Raw EVM models were then updated twice using PASA to add UTRs and identify alternative transcripts. Gene models derived from transposable element proteins were identified using BLASTp and removed from the annotation set. The final annotation comprises 17,342 genes encoding 26,991 protein-coding transcripts, containing 95% and missing 3% of endopterygota single-copy orthologs according to BUSCO v3 and OrthoDB v9. We functionally annotated protein models using eggNOG’s emapper-2.0.1b utility and the v2.0 eggNOG database.

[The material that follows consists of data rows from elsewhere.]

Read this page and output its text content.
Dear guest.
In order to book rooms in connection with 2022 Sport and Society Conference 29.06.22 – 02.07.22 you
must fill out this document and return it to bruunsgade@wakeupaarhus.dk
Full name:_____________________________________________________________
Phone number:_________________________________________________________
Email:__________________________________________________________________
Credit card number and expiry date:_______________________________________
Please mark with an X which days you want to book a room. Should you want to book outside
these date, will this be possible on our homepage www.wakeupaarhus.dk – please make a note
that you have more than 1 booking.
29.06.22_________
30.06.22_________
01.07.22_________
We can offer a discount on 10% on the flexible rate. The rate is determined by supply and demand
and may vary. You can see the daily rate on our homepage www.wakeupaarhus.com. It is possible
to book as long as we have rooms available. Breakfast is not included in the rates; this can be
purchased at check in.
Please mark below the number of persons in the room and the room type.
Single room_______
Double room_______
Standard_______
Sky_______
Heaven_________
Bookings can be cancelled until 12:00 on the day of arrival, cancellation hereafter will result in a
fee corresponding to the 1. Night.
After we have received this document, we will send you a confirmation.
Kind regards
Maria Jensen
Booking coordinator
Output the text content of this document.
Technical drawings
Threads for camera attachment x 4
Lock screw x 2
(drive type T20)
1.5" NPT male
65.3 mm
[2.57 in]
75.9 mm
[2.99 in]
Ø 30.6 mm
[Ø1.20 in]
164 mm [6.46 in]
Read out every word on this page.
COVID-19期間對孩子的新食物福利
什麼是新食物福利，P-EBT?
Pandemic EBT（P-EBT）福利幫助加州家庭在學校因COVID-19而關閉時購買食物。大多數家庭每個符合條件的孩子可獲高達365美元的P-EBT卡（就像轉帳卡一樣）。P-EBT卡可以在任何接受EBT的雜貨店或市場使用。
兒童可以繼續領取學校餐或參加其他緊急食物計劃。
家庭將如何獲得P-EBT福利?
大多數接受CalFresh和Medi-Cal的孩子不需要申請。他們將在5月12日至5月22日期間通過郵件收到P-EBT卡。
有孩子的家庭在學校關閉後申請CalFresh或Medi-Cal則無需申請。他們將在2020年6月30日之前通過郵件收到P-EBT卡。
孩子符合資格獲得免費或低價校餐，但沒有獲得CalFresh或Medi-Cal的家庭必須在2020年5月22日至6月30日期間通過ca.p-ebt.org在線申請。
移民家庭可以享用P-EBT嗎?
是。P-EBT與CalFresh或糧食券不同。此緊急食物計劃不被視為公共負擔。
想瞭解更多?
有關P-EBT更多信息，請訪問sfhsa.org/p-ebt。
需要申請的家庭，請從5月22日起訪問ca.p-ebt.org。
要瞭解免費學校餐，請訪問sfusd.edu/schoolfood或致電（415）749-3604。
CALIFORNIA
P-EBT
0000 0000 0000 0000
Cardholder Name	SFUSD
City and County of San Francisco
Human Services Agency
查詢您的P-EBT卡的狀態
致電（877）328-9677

Transcript and protein sequences were extracted from this final annotation file using Cufflinks' gffread utility.
Usage notes
Standard Unix utilities such as less, grep, and emacs can be used to visualize these text files. Fasta sequences can be retrieved using samtools' faidx utility. Genome fasta and GFF3 annotation files can be directly loaded into a genome viewer such as IGV.